In very broad terms, the three components of delivering electricity to a customer – power plant, fuel and transmission – each costs approximately a third of the total cost. This means that, broadly speaking, two-thirds of the costs of providing power are fixed and must be paid for whether or not the power plant is used. If a homeowner has solar panels on his roof and is able to generate all of the power he needs during the day, the full capital costs of the on demand generating plant and transmission lines must still be paid for. One might argue that the electricity generated by the solar panel allowed the power company to avoid the fuel costs, but that is not helpful because unless the power company generates and sells electricity it is unable to generate the revenue to pay for the $100 million in fixed costs. Unless the homeowner is completely “off the grid” and is never part of the power company’s demand load, solar power only adds to the total cost structure, and hence adds to the total cost of the electrical power system. The homeowner may pay less, but the system’s costs are higher.

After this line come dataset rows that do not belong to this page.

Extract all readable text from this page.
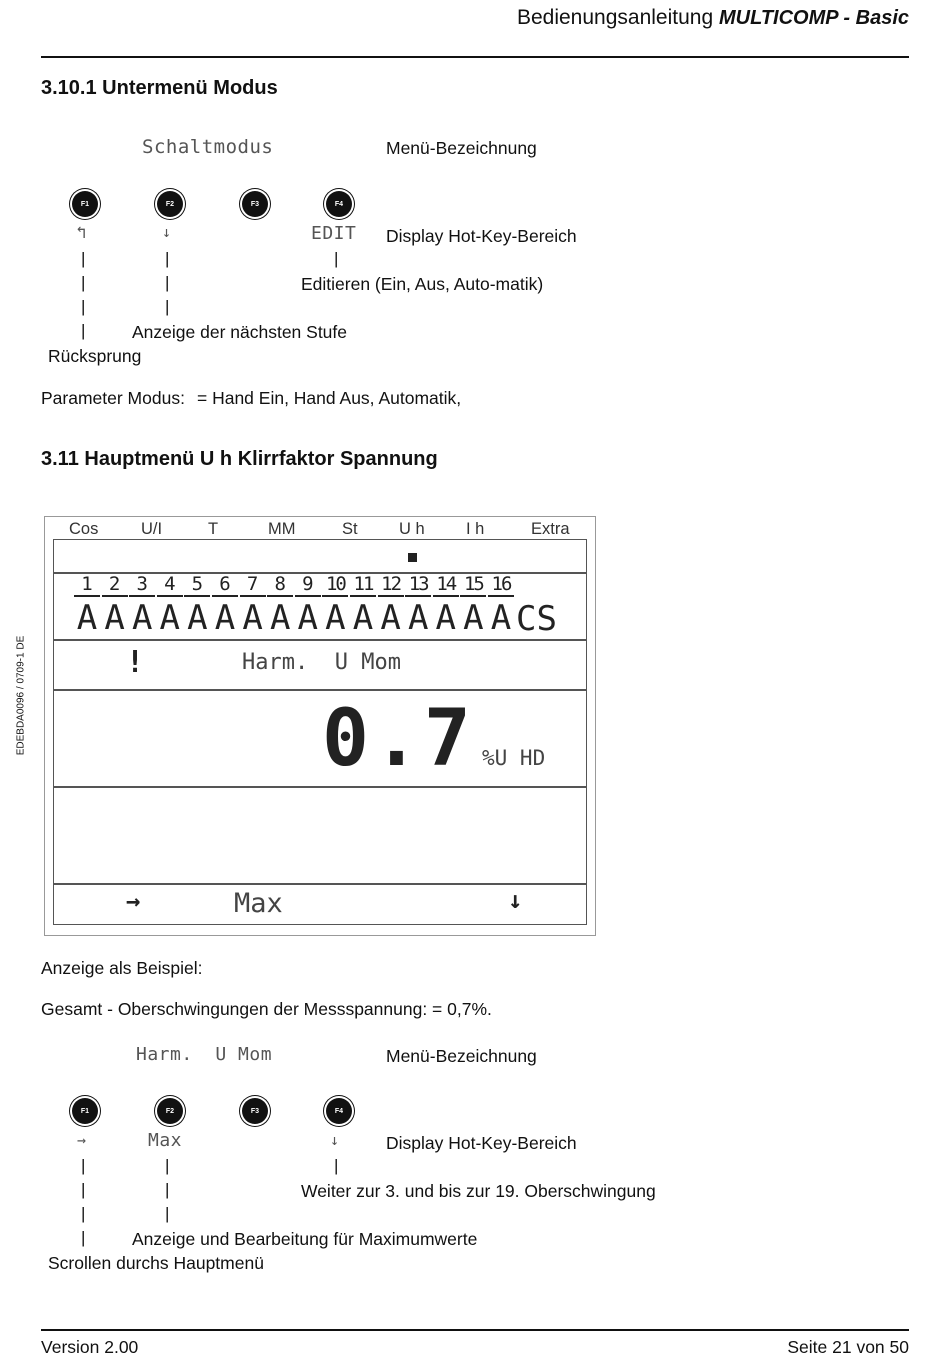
Bedienungsanleitung MULTICOMP - Basic
EDEBDA0096 / 0709-1 DE
3.10.1 Untermenü Modus
Schaltmodus	Menü-Bezeichnung
F1	F2	F3	F4
↰	↓	EDIT Display Hot-Key-Bereich
|	|	|
|	|	Editieren (Ein, Aus, Auto-matik)
|	|
|	Anzeige der nächsten Stufe
Rücksprung
Parameter Modus: = Hand Ein, Hand Aus, Automatik,
3.11 Hauptmenü U h Klirrfaktor Spannung
Cos	U/I	T	MM	St	U h	I h	Extra
1 2 3 4 5 6 7 8 9 10 11 12 13 14 15 16
A A A A A A A A A A A A A A A A CS
!	Harm.  U Mom
0.7 %U HD
→	Max	↓
Anzeige als Beispiel:
Gesamt - Oberschwingungen der Messspannung: = 0,7%.
Harm.  U Mom	Menü-Bezeichnung
F1	F2	F3	F4
→	Max	↓	Display Hot-Key-Bereich
|	|	|
|	|	Weiter zur 3. und bis zur 19. Oberschwingung
|	|
|	Anzeige und Bearbeitung für Maximumwerte
Scrollen durchs Hauptmenü
Version 2.00	Seite 21 von 50
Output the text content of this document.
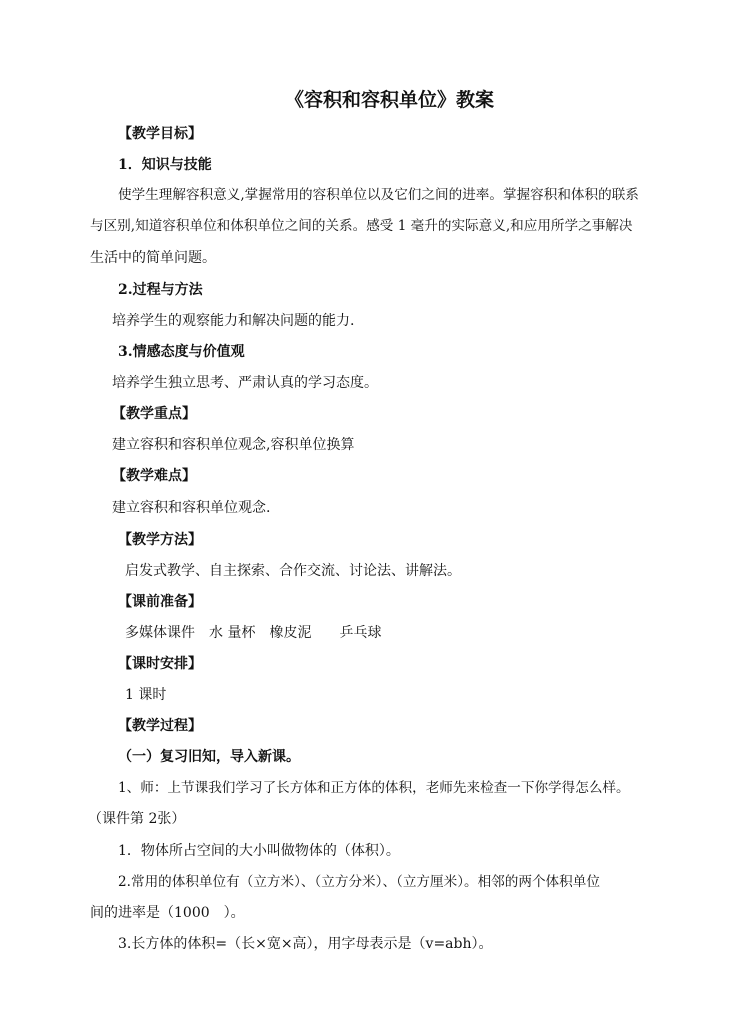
《容积和容积单位》教案
【教学目标】
1．知识与技能
使学生理解容积意义,掌握常用的容积单位以及它们之间的进率。掌握容积和体积的联系
与区别,知道容积单位和体积单位之间的关系。感受 1 毫升的实际意义,和应用所学之事解决
生活中的简单问题。
2.过程与方法
培养学生的观察能力和解决问题的能力.
3.情感态度与价值观
培养学生独立思考、严肃认真的学习态度。
【教学重点】
建立容积和容积单位观念,容积单位换算
【教学难点】
建立容积和容积单位观念.
【教学方法】
启发式教学、自主探索、合作交流、讨论法、讲解法。
【课前准备】
多媒体课件　水 量杯　橡皮泥　　乒乓球
【课时安排】
1 课时
【教学过程】
（一）复习旧知，导入新课。
1、师：上节课我们学习了长方体和正方体的体积，老师先来检查一下你学得怎么样。
（课件第 2张）
1．物体所占空间的大小叫做物体的（体积）。
2.常用的体积单位有（立方米）、（立方分米）、（立方厘米）。相邻的两个体积单位
间的进率是（1000　）。
3.长方体的体积=（长×宽×高），用字母表示是（v=abh）。
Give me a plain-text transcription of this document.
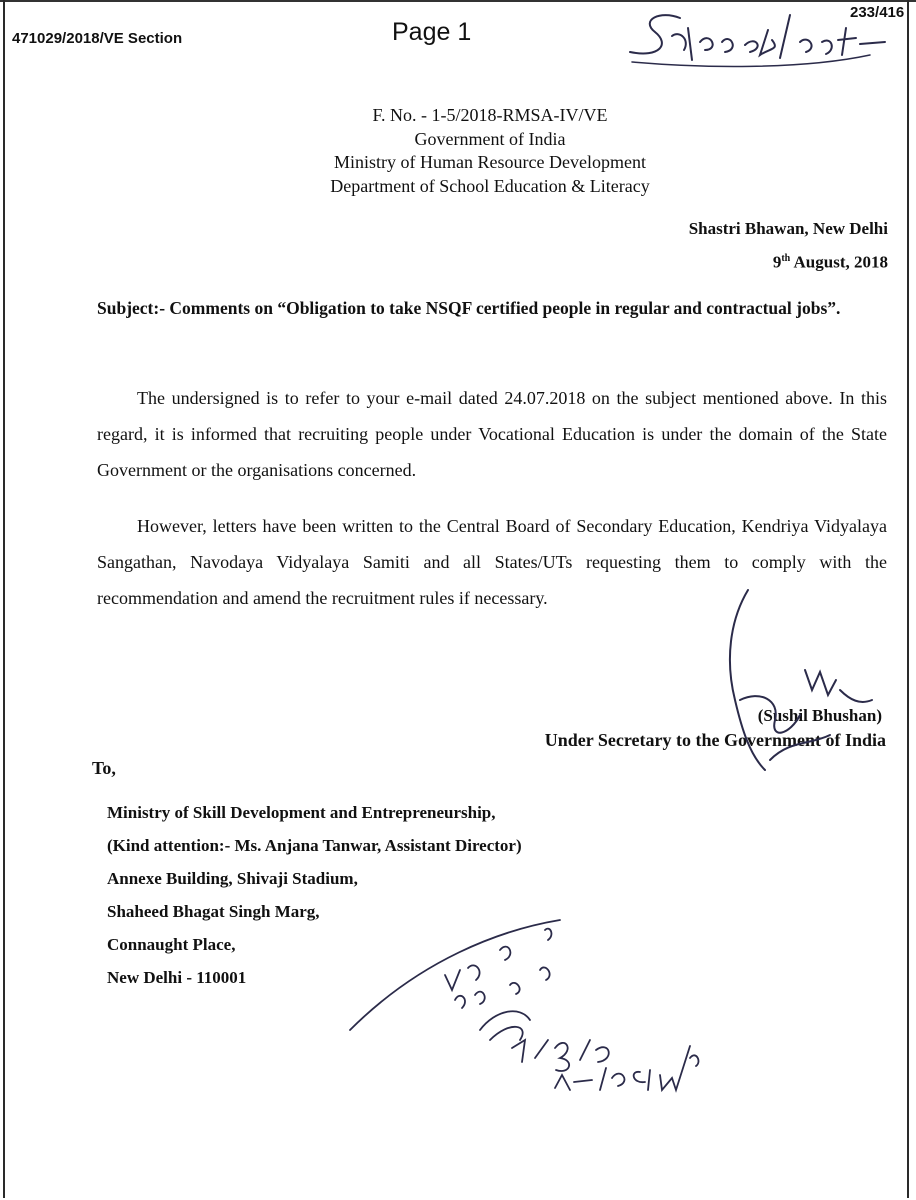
471029/2018/VE Section	Page 1
233/416
F. No. - 1-5/2018-RMSA-IV/VE
Government of India
Ministry of Human Resource Development
Department of School Education & Literacy
Shastri Bhawan, New Delhi
9th August, 2018
Subject:- Comments on “Obligation to take NSQF certified people in regular and contractual jobs”.
The undersigned is to refer to your e-mail dated 24.07.2018 on the subject mentioned above. In this regard, it is informed that recruiting people under Vocational Education is under the domain of the State Government or the organisations concerned.
However, letters have been written to the Central Board of Secondary Education, Kendriya Vidyalaya Sangathan, Navodaya Vidyalaya Samiti and all States/UTs requesting them to comply with the recommendation and amend the recruitment rules if necessary.
(Sushil Bhushan)
Under Secretary to the Government of India
To,
Ministry of Skill Development and Entrepreneurship,
(Kind attention:- Ms. Anjana Tanwar, Assistant Director)
Annexe Building, Shivaji Stadium,
Shaheed Bhagat Singh Marg,
Connaught Place,
New Delhi - 110001
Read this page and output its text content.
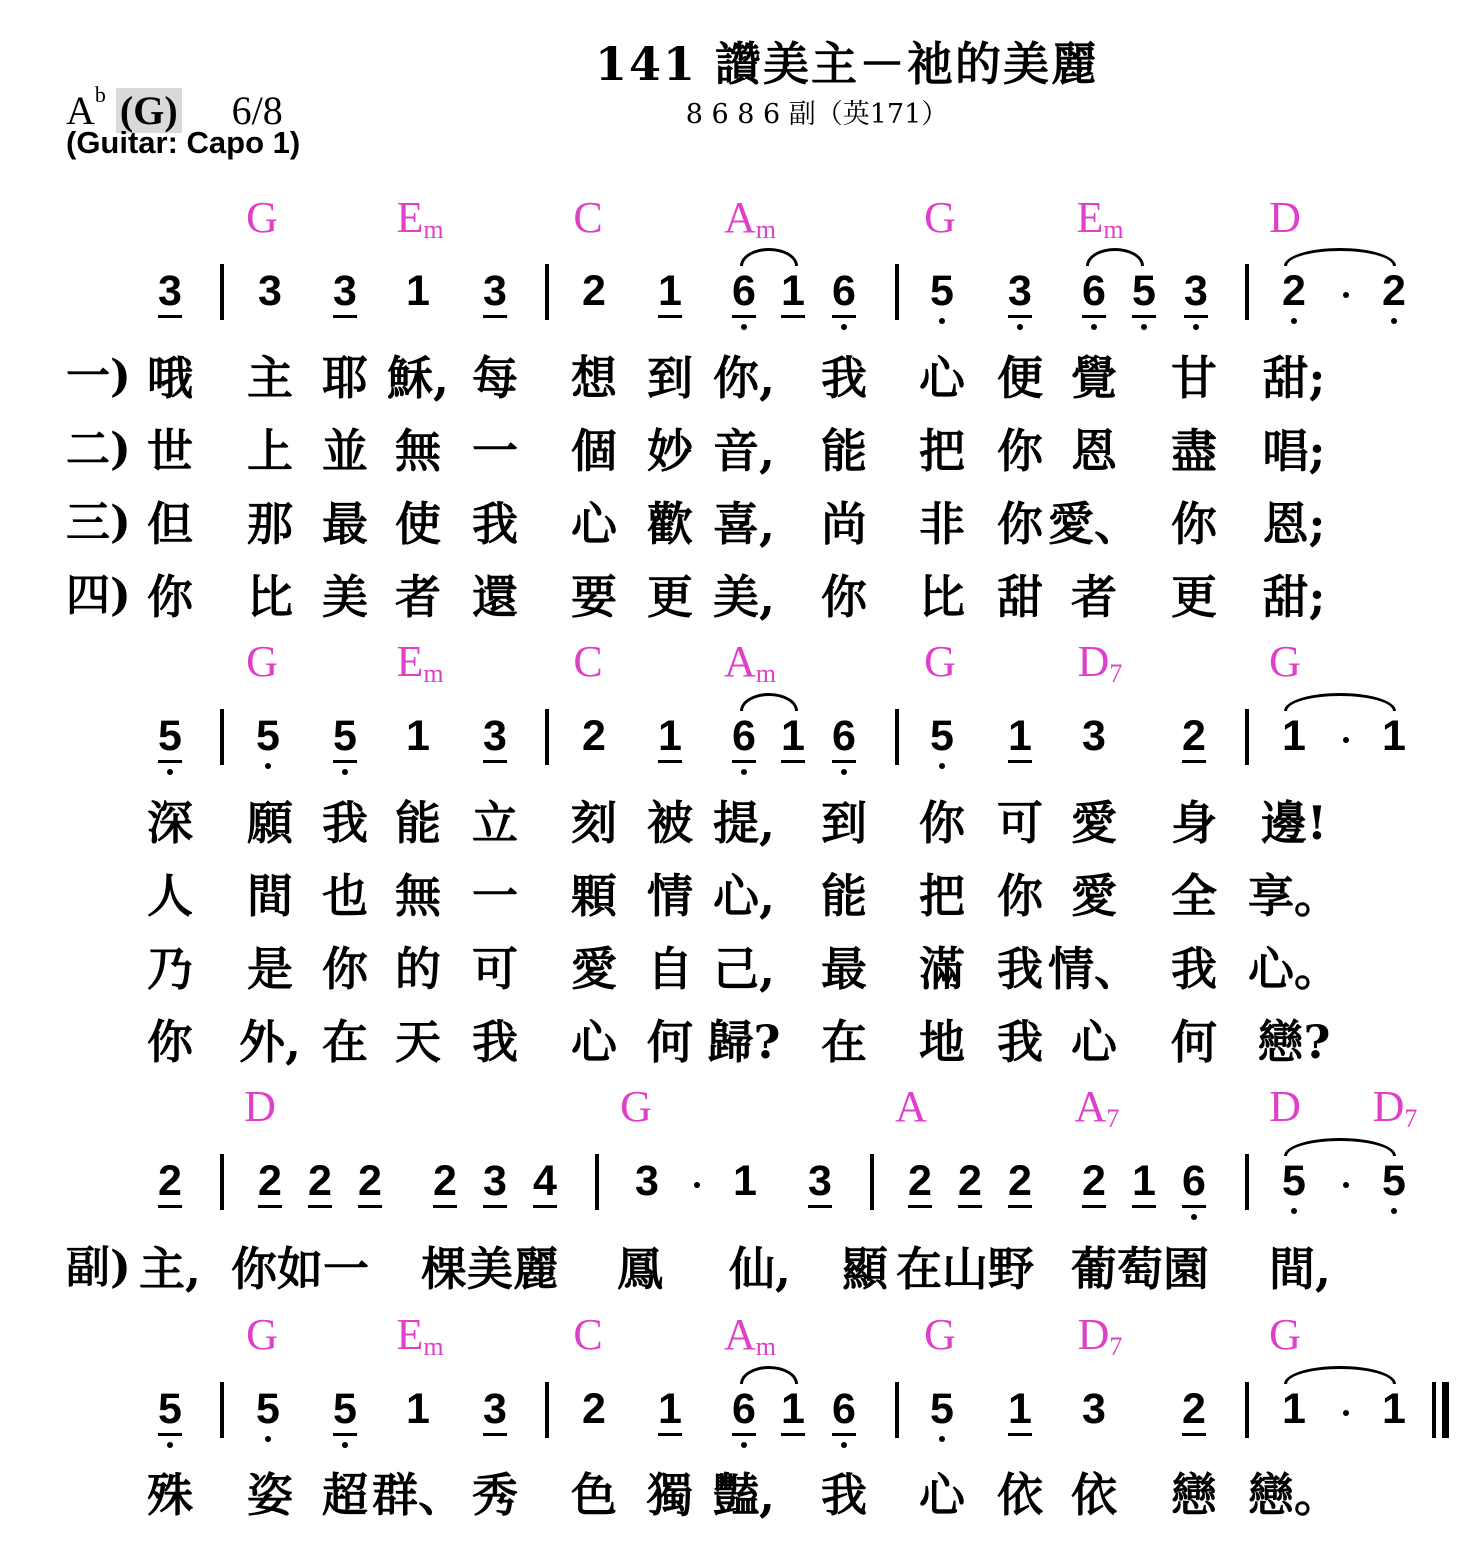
141 讚美主－祂的美麗
8 6 8 6 副（英171）
$A^b$ (G) 6/8
(Guitar: Capo 1)
G	$E_m$	C	$A_m$	G	$E_m$	D
3 3 3 1 3 2 1 6 1 6 5 3 6 5 3 2 2
一) 哦 主 耶 穌, 每 想 到 你, 我 心 便 覺 甘 甜;
二) 世 上 並 無 一 個 妙 音, 能 把 你 恩 盡 唱;
三) 但 那 最 使 我 心 歡 喜, 尚 非 你 愛、 你 恩;
四) 你 比 美 者 還 要 更 美, 你 比 甜 者 更 甜;
G	$E_m$	C	$A_m$	G	$D_7$	G
5 5 5 1 3 2 1 6 1 6 5 1 3 2 1 1
深 願 我 能 立 刻 被 提, 到 你 可 愛 身 邊!
人 間 也 無 一 顆 情 心, 能 把 你 愛 全 享。
乃 是 你 的 可 愛 自 己, 最 滿 我 情、 我 心。
你 外, 在 天 我 心 何 歸? 在 地 我 心 何 戀?
D	G	A	$A_7$	D $D_7$
2 2 2 2 2 3 4 3 1 3 2 2 2 2 1 6 5 5
副) 主, 你如一 棵美麗 鳳 仙, 顯 在山野 葡萄園 間,
G	$E_m$	C	$A_m$	G	$D_7$	G
5 5 5 1 3 2 1 6 1 6 5 1 3 2 1 1
殊 姿 超 群、 秀 色 獨 豔, 我 心 依 依 戀 戀。
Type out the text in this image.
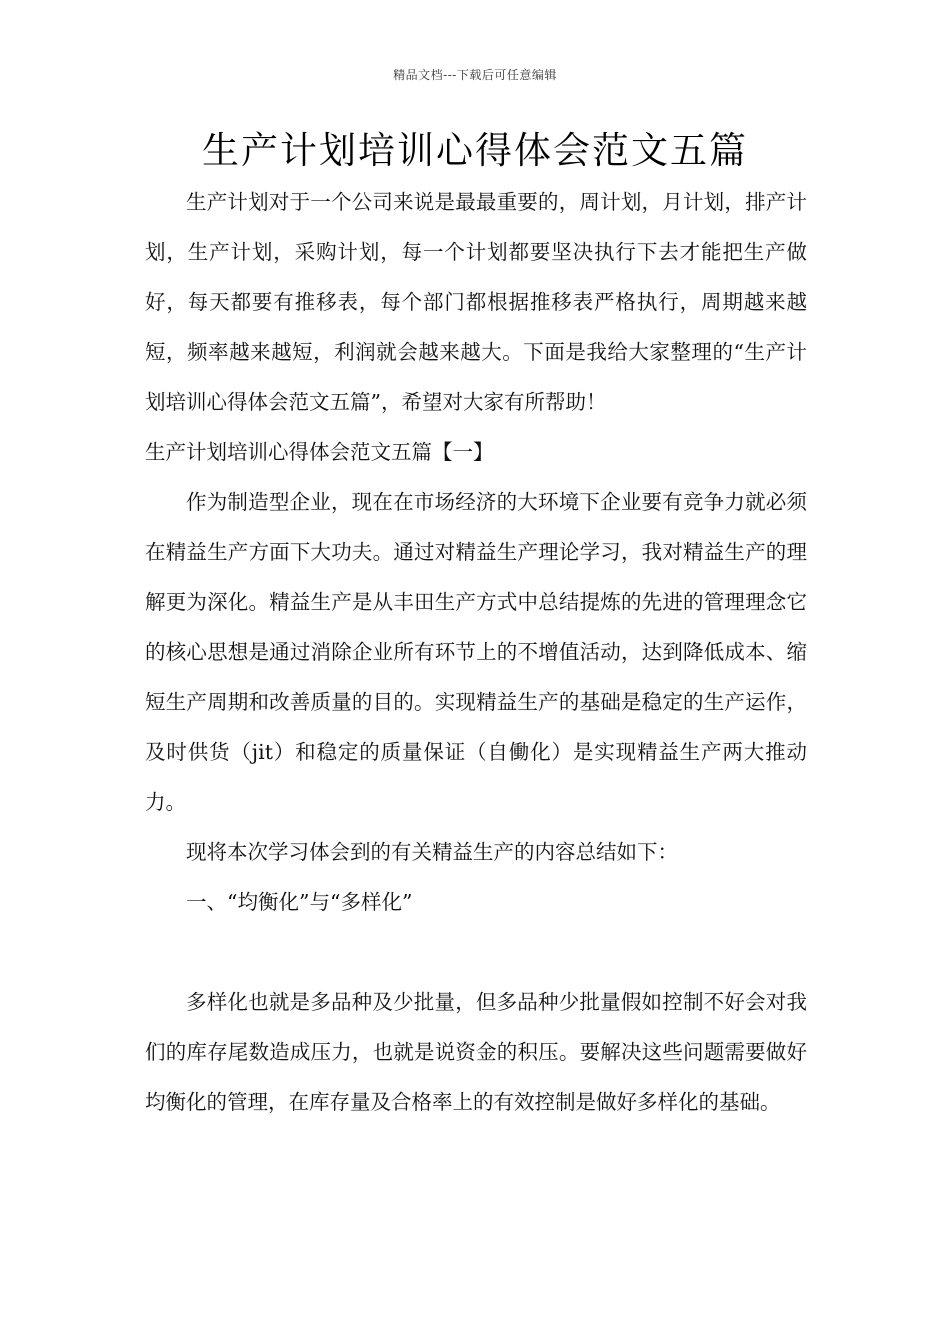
精品文档---下载后可任意编辑
生产计划培训心得体会范文五篇

生产计划对于一个公司来说是最最重要的，周计划，月计划，排产计划，生产计划，采购计划，每一个计划都要坚决执行下去才能把生产做好，每天都要有推移表，每个部门都根据推移表严格执行，周期越来越短，频率越来越短，利润就会越来越大。下面是我给大家整理的“生产计划培训心得体会范文五篇”，希望对大家有所帮助！

生产计划培训心得体会范文五篇【一】

作为制造型企业，现在在市场经济的大环境下企业要有竞争力就必须在精益生产方面下大功夫。通过对精益生产理论学习，我对精益生产的理解更为深化。精益生产是从丰田生产方式中总结提炼的先进的管理理念它的核心思想是通过消除企业所有环节上的不增值活动，达到降低成本、缩短生产周期和改善质量的目的。实现精益生产的基础是稳定的生产运作，及时供货（jit）和稳定的质量保证（自働化）是实现精益生产两大推动力。

现将本次学习体会到的有关精益生产的内容总结如下：

一、“均衡化”与“多样化”

多样化也就是多品种及少批量，但多品种少批量假如控制不好会对我们的库存尾数造成压力，也就是说资金的积压。要解决这些问题需要做好均衡化的管理，在库存量及合格率上的有效控制是做好多样化的基础。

One way or another, everyone will pay, even those who are off grid. Payment will be made in the form of general inflation caused by higher prices for energy, the costs of direct and indirect renewable energy subsidies, and the economic opportunity costs of a reduced supply of electricity over what we enjoy now.
This posting comments on how backup service could be charged in the US. There are different perspectives on what might be fair but renewable activists mostly push for schemes outside that boundary where renewable impose additional,costs they don’t pay for. Not a big deal at small penetration levels, but unsustainable at large levels.
https://judithcurry.com/2015/04/21/what-should-renewables-pay-for-grid-service/
Take out the wind and solar and this may be the greatest title of all time.